O reflexo distorcido em superfícies molhadas.

O reflexo distorcido em superfícies molhadas.

O Reflexo Distorcido em Superfícies Molhadas

O cheiro acre de chuva e terra molhada grudava nas narinas de Dona Aurora, um perfume familiar que trazia de volta tardes de infância e um rio de lembranças que a correnteza do tempo tentava, em vão, levar embora. A garoa fina caía mansa sobre o asfalto rachado da Rua das Magnólias, transformando cada buraco em um espelho improvisado, onde o mundo se reconfigurava em formas borradas e cores diluídas.

Aurora, com os ombros curvados sob o peso do guarda-chuva vermelho desbotado, apressava o passo. O trabalho no salão de beleza já havia acabado há horas, mas a decisão de dar a volta pela feira, mesmo com o tempo instável, havia sido um impulso incontrolável. Talvez fosse a saudade do aroma de coentro fresco, do burburinho das negociações, ou simplesmente a necessidade de sentir a vida pulsando fora das paredes assépticas do seu pequeno apartamento.

Seus olhos, outrora vibrantes como os azuis das hortênsias que floresciam timidamente em seu canteiro, agora carregavam a melancolia dos dias que se foram. Aos 58 anos, a vida a moldara, suavizando as arestas, mas também deixando cicatrizes invisíveis. A perda de Seu Mário, seis anos atrás, ainda era um nó na garganta, um espaço vazio na cama que nem o sol mais forte conseguia preencher.

Ao passar por uma poça particularmente grande, o reflexo do seu rosto a surpreendeu. Era como se o espelho d’água a mostrasse numa versão ancestral, uma jovem de pele lisa e olhos cheios de sonhos, alheia às tempestades que a esperavam. A saudade a apertou o peito, um soco silencioso que a fez parar por um instante, alheia à gente apressada que a contornava.

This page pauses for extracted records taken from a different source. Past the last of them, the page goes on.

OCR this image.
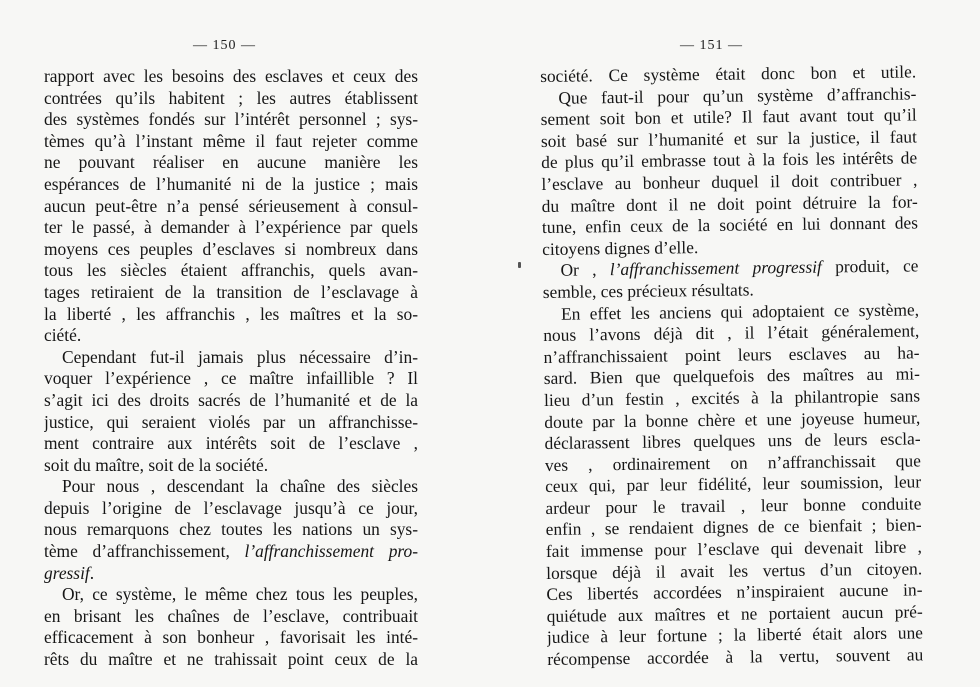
— 150 —
rapport avec les besoins des esclaves et ceux des
contrées qu’ils habitent ; les autres établissent
des systèmes fondés sur l’intérêt personnel ; sys-
tèmes qu’à l’instant même il faut rejeter comme
ne pouvant réaliser en aucune manière les
espérances de l’humanité ni de la justice ; mais
aucun peut-être n’a pensé sérieusement à consul-
ter le passé, à demander à l’expérience par quels
moyens ces peuples d’esclaves si nombreux dans
tous les siècles étaient affranchis, quels avan-
tages retiraient de la transition de l’esclavage à
la liberté , les affranchis , les maîtres et la so-
ciété.
Cependant fut-il jamais plus nécessaire d’in-
voquer l’expérience , ce maître infaillible ? Il
s’agit ici des droits sacrés de l’humanité et de la
justice, qui seraient violés par un affranchisse-
ment contraire aux intérêts soit de l’esclave ,
soit du maître, soit de la société.
Pour nous , descendant la chaîne des siècles
depuis l’origine de l’esclavage jusqu’à ce jour,
nous remarquons chez toutes les nations un sys-
tème d’affranchissement, l’affranchissement pro-
gressif.
Or, ce système, le même chez tous les peuples,
en brisant les chaînes de l’esclave, contribuait
efficacement à son bonheur , favorisait les inté-
rêts du maître et ne trahissait point ceux de la
— 151 —
société. Ce système était donc bon et utile.
Que faut-il pour qu’un système d’affranchis-
sement soit bon et utile? Il faut avant tout qu’il
soit basé sur l’humanité et sur la justice, il faut
de plus qu’il embrasse tout à la fois les intérêts de
l’esclave au bonheur duquel il doit contribuer ,
du maître dont il ne doit point détruire la for-
tune, enfin ceux de la société en lui donnant des
citoyens dignes d’elle.
Or , l’affranchissement progressif produit, ce
semble, ces précieux résultats.
En effet les anciens qui adoptaient ce système,
nous l’avons déjà dit , il l’était généralement,
n’affranchissaient point leurs esclaves au ha-
sard. Bien que quelquefois des maîtres au mi-
lieu d’un festin , excités à la philantropie sans
doute par la bonne chère et une joyeuse humeur,
déclarassent libres quelques uns de leurs escla-
ves , ordinairement on n’affranchissait que
ceux qui, par leur fidélité, leur soumission, leur
ardeur pour le travail , leur bonne conduite
enfin , se rendaient dignes de ce bienfait ; bien-
fait immense pour l’esclave qui devenait libre ,
lorsque déjà il avait les vertus d’un citoyen.
Ces libertés accordées n’inspiraient aucune in-
quiétude aux maîtres et ne portaient aucun pré-
judice à leur fortune ; la liberté était alors une
récompense accordée à la vertu, souvent au
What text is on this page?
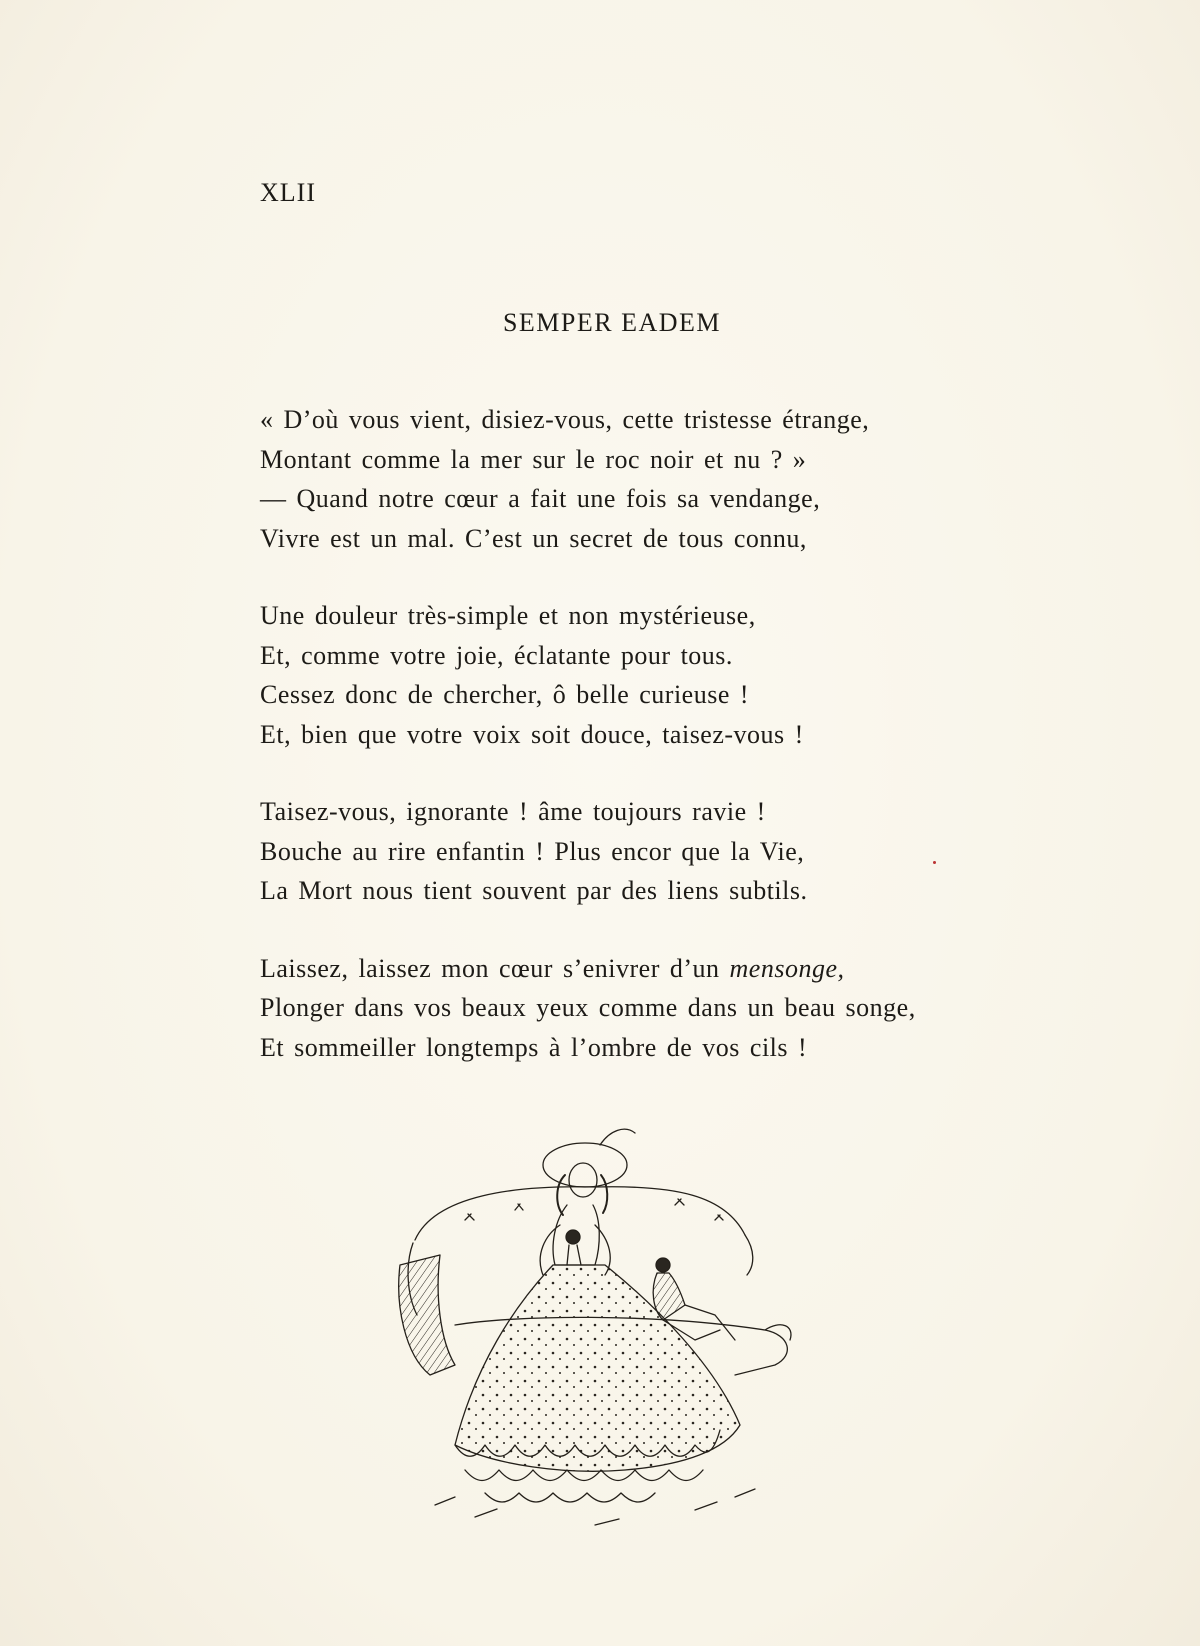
XLII
SEMPER EADEM
« D’où vous vient, disiez-vous, cette tristesse étrange,
Montant comme la mer sur le roc noir et nu ? »
— Quand notre cœur a fait une fois sa vendange,
Vivre est un mal. C’est un secret de tous connu,
Une douleur très-simple et non mystérieuse,
Et, comme votre joie, éclatante pour tous.
Cessez donc de chercher, ô belle curieuse !
Et, bien que votre voix soit douce, taisez-vous !
Taisez-vous, ignorante ! âme toujours ravie !
Bouche au rire enfantin ! Plus encor que la Vie,
La Mort nous tient souvent par des liens subtils.
Laissez, laissez mon cœur s’enivrer d’un mensonge,
Plonger dans vos beaux yeux comme dans un beau songe,
Et sommeiller longtemps à l’ombre de vos cils !
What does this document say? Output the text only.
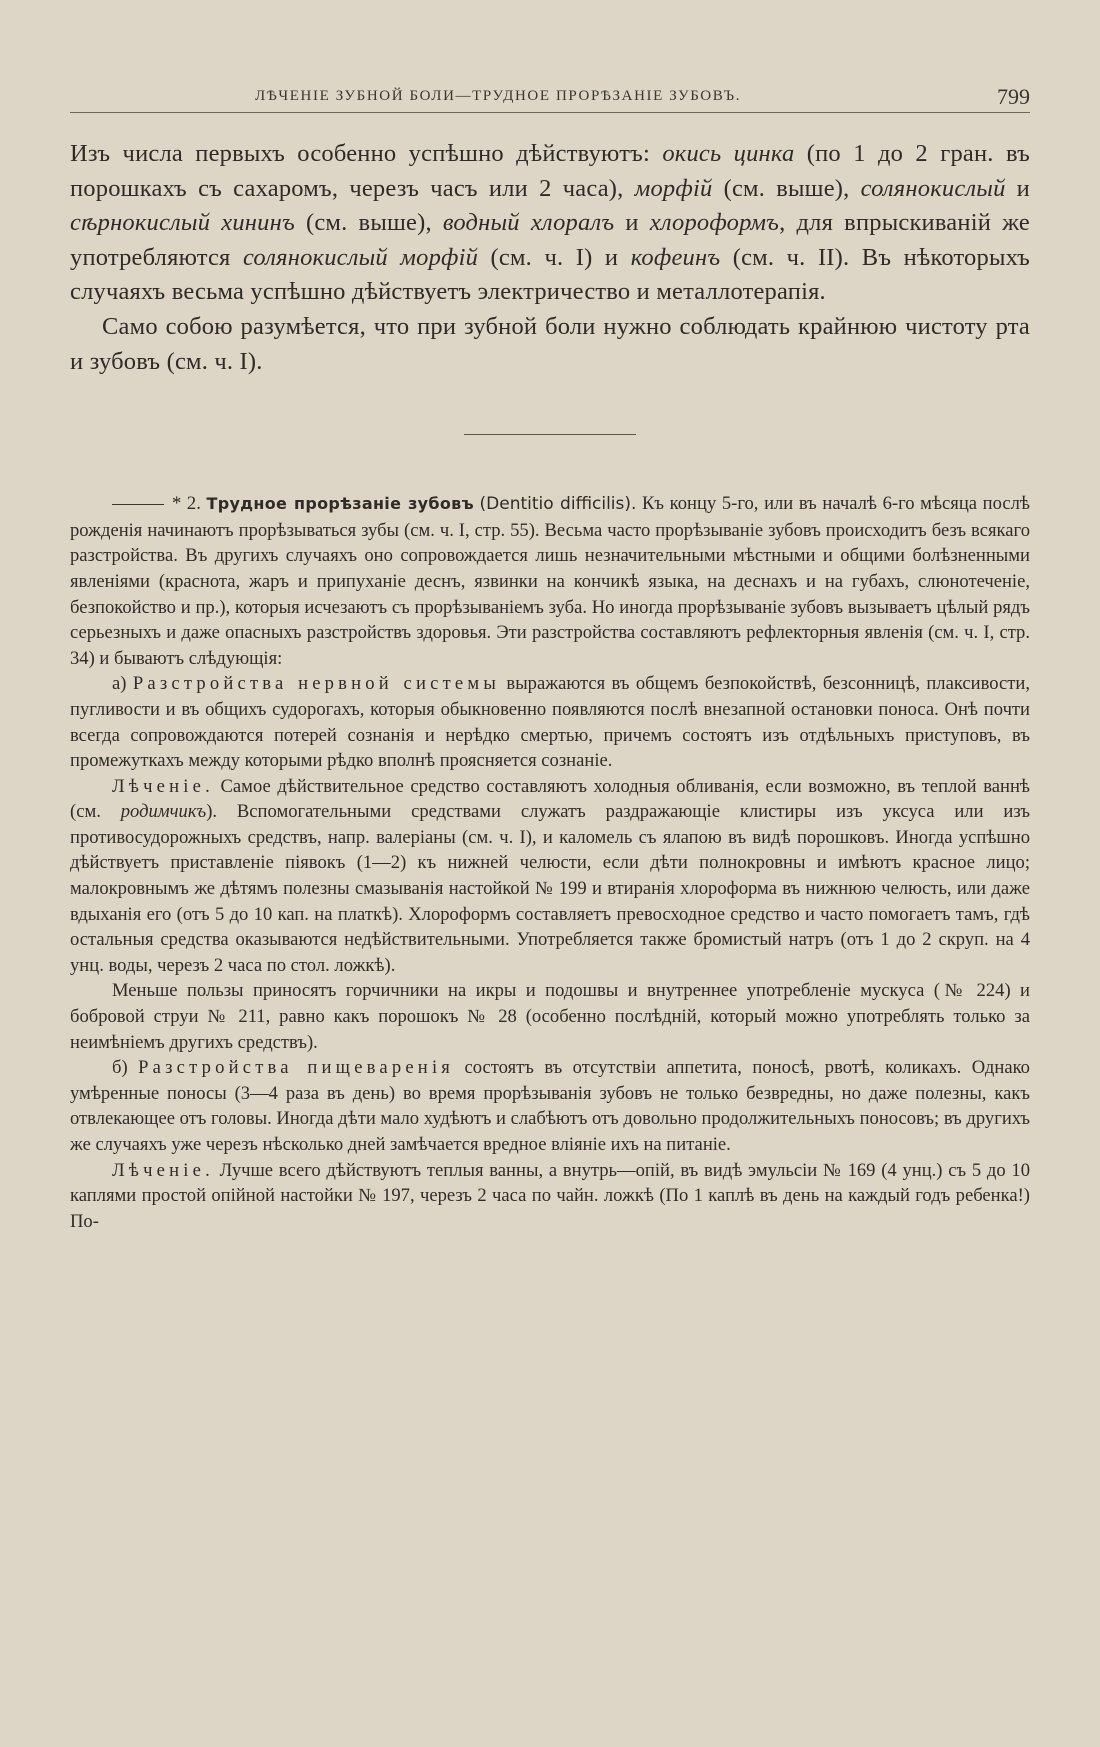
ЛѢЧЕНІЕ ЗУБНОЙ БОЛИ—ТРУДНОЕ ПРОРѢЗАНІЕ ЗУБОВЪ.	799

Изъ числа первыхъ особенно успѣшно дѣйствуютъ: окись цинка (по 1 до 2 гран. въ порошкахъ съ сахаромъ, черезъ часъ или 2 часа), морфій (см. выше), солянокислый и сѣрнокислый хининъ (см. выше), водный хлоралъ и хлороформъ, для впрыскиваній же употребляются солянокислый морфій (см. ч. I) и кофеинъ (см. ч. II). Въ нѣкоторыхъ случаяхъ весьма успѣшно дѣйствуетъ электричество и металлотерапія.

Само собою разумѣется, что при зубной боли нужно соблюдать крайнюю чистоту рта и зубовъ (см. ч. I).

* 2. Трудное прорѣзаніе зубовъ (Dentitio difficilis). Къ концу 5-го, или въ началѣ 6-го мѣсяца послѣ рожденія начинаютъ прорѣзываться зубы (см. ч. I, стр. 55). Весьма часто прорѣзываніе зубовъ происходитъ безъ всякаго разстройства. Въ другихъ случаяхъ оно сопровождается лишь незначительными мѣстными и общими болѣзненными явленіями (краснота, жаръ и припуханіе деснъ, язвинки на кончикѣ языка, на деснахъ и на губахъ, слюнотеченіе, безпокойство и пр.), которыя исчезаютъ съ прорѣзываніемъ зуба. Но иногда прорѣзываніе зубовъ вызываетъ цѣлый рядъ серьезныхъ и даже опасныхъ разстройствъ здоровья. Эти разстройства составляютъ рефлекторныя явленія (см. ч. I, стр. 34) и бываютъ слѣдующія:

а) Разстройства нервной системы выражаются въ общемъ безпокойствѣ, безсонницѣ, плаксивости, пугливости и въ общихъ судорогахъ, которыя обыкновенно появляются послѣ внезапной остановки поноса. Онѣ почти всегда сопровождаются потерей сознанія и нерѣдко смертью, причемъ состоятъ изъ отдѣльныхъ приступовъ, въ промежуткахъ между которыми рѣдко вполнѣ проясняется сознаніе.

Лѣченіе. Самое дѣйствительное средство составляютъ холодныя обливанія, если возможно, въ теплой ваннѣ (см. родимчикъ). Вспомогательными средствами служатъ раздражающіе клистиры изъ уксуса или изъ противосудорожныхъ средствъ, напр. валеріаны (см. ч. I), и каломель съ ялапою въ видѣ порошковъ. Иногда успѣшно дѣйствуетъ приставленіе піявокъ (1—2) къ нижней челюсти, если дѣти полнокровны и имѣютъ красное лицо; малокровнымъ же дѣтямъ полезны смазыванія настойкой № 199 и втиранія хлороформа въ нижнюю челюсть, или даже вдыханія его (отъ 5 до 10 кап. на платкѣ). Хлороформъ составляетъ превосходное средство и часто помогаетъ тамъ, гдѣ остальныя средства оказываются недѣйствительными. Употребляется также бромистый натръ (отъ 1 до 2 скруп. на 4 унц. воды, черезъ 2 часа по стол. ложкѣ).

Меньше пользы приносятъ горчичники на икры и подошвы и внутреннее употребленіе мускуса (№ 224) и бобровой струи № 211, равно какъ порошокъ № 28 (особенно послѣдній, который можно употреблять только за неимѣніемъ другихъ средствъ).

б) Разстройства пищеваренія состоятъ въ отсутствіи аппетита, поносѣ, рвотѣ, коликахъ. Однако умѣренные поносы (3—4 раза въ день) во время прорѣзыванія зубовъ не только безвредны, но даже полезны, какъ отвлекающее отъ головы. Иногда дѣти мало худѣютъ и слабѣютъ отъ довольно продолжительныхъ поносовъ; въ другихъ же случаяхъ уже черезъ нѣсколько дней замѣчается вредное вліяніе ихъ на питаніе.

Лѣченіе. Лучше всего дѣйствуютъ теплыя ванны, а внутрь—опій, въ видѣ эмульсіи № 169 (4 унц.) съ 5 до 10 каплями простой опійной настойки № 197, черезъ 2 часа по чайн. ложкѣ (По 1 каплѣ въ день на каждый годъ ребенка!) По-
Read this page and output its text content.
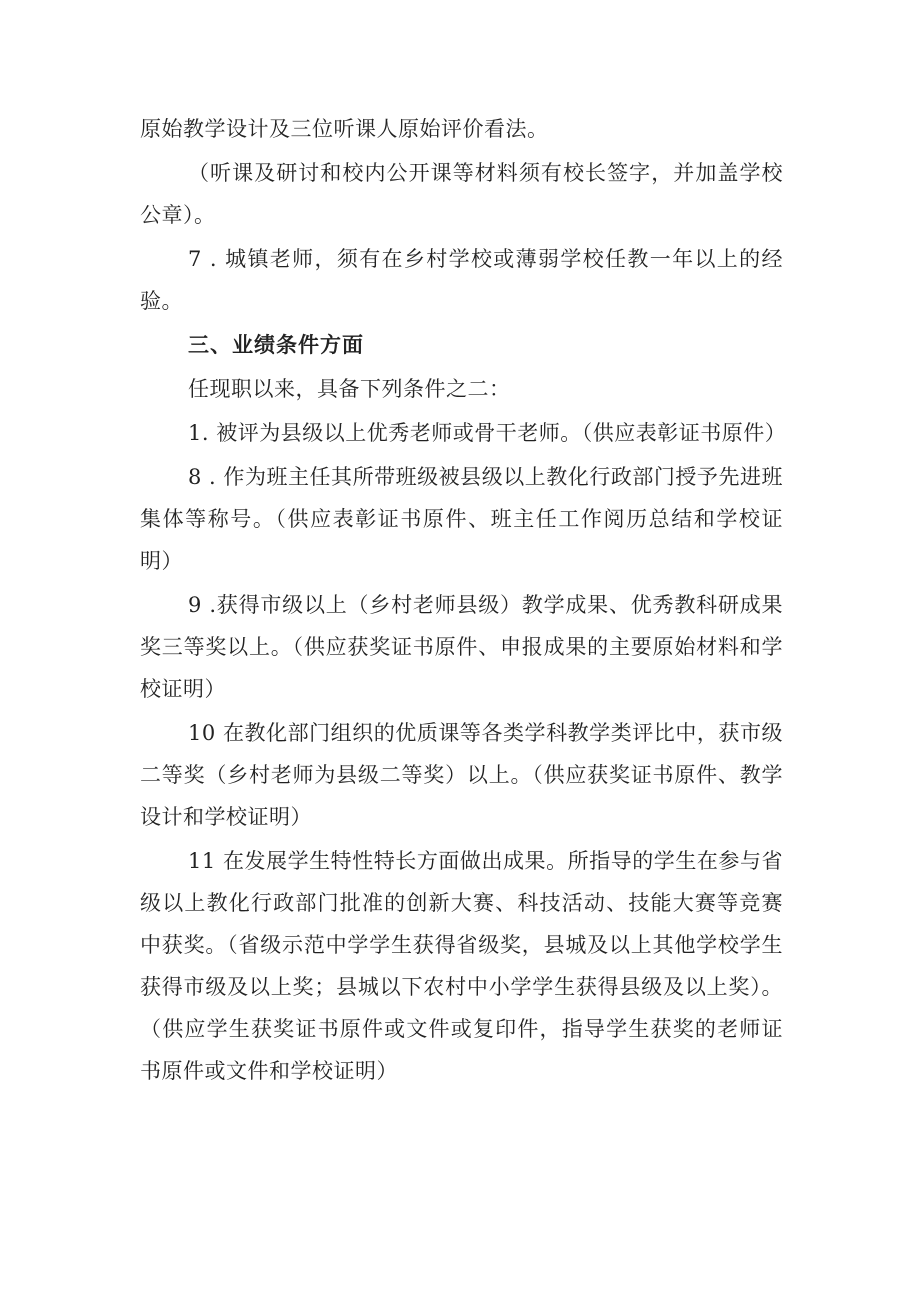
原始教学设计及三位听课人原始评价看法。

（听课及研讨和校内公开课等材料须有校长签字，并加盖学校公章）。

7 . 城镇老师，须有在乡村学校或薄弱学校任教一年以上的经验。

三、业绩条件方面

任现职以来，具备下列条件之二：

1. 被评为县级以上优秀老师或骨干老师。（供应表彰证书原件）

8 . 作为班主任其所带班级被县级以上教化行政部门授予先进班集体等称号。（供应表彰证书原件、班主任工作阅历总结和学校证明）

9 .获得市级以上（乡村老师县级）教学成果、优秀教科研成果奖三等奖以上。（供应获奖证书原件、申报成果的主要原始材料和学校证明）

10 在教化部门组织的优质课等各类学科教学类评比中，获市级二等奖（乡村老师为县级二等奖）以上。（供应获奖证书原件、教学设计和学校证明）

11 在发展学生特性特长方面做出成果。所指导的学生在参与省级以上教化行政部门批准的创新大赛、科技活动、技能大赛等竞赛中获奖。（省级示范中学学生获得省级奖，县城及以上其他学校学生获得市级及以上奖；县城以下农村中小学学生获得县级及以上奖）。（供应学生获奖证书原件或文件或复印件，指导学生获奖的老师证书原件或文件和学校证明）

Encostada em um poste de luz enferrujado, observava as outras figuras que se espelhavam ali: o homem apressado com o jornal molhado debaixo do braço, o reflexo de seu rosto contraído pela pressa; a menina que saltava em um pé só, seu pequeno reflexo agigantado e distorcido pela água em movimento; o carro que passava, criando ondas que desfiguravam tudo, como se o mundo real fosse apenas uma sugestão frágil.

Um jovem de boné virado para trás, a mochila pendendo de um ombro, parou a alguns metros de distância, também absorto na visão aquática. Ele tinha um olhar vago, quase perdido, mas havia algo em sua quietude que ressoava com a de Aurora. Ele não parecia estar se vendo, mas talvez estivesse vendo outra coisa, ou a falta dela.

Aurora sentiu um impulso estranho, uma vontade de compartilhar aquele momento de introspecção silenciosa. Respirou fundo, o ar carregado de umidade e de uma paz estranha. Deu um passo em direção ao rapaz, o som de seus sapatos molhados quebrando o silêncio. Ele ergueu os olhos, surpreso.

“Parece que a gente encontra outras vidas nesses reflexos, não é?”, Aurora disse, a voz embargada pela emoção repentina.

O rapaz, com um sorriso discreto, assentiu. “É como se o que a gente é agora fosse só uma sombra do que já foi. Ou do que poderia ter sido.”

Eles ficaram ali, sob a chuva fina, dois estranhos unidos por um momento de clareza efêmera, observando suas próprias histórias se contorcerem nas poças d’água. A conversa fluiu com a naturalidade de quem se conhece há tempos, sobre perdas e recomeços, sobre a teimosia da esperança em dias nublados, sobre a beleza fugaz dos momentos simples.

Quando a garoa começou a se intensificar, tornando os reflexos quase irreconhecíveis, eles se despediram. Não trocaram nomes, nem números. Apenas um aceno de cabeça e a certeza de que, por um breve instante, em uma rua qualquer de uma cidade qualquer, dois fragmentos de vida haviam se encontrado e se reconhecido na imperfeição dos espelhos molhados. Aurora continuou seu caminho, o guarda-chuva vermelho agora parecendo um pouco menos desbotado, o peso em seus ombros mais leve. E o rapaz, com um suspiro, voltou a caminhar, talvez com um novo reflexo a desvendar em seu próprio caminho. O que viria a seguir, para cada um deles, era uma página em branco, com a promessa silenciosa de que, mesmo nos reflexos distorcidos, é possível encontrar um vislumbre de verdade.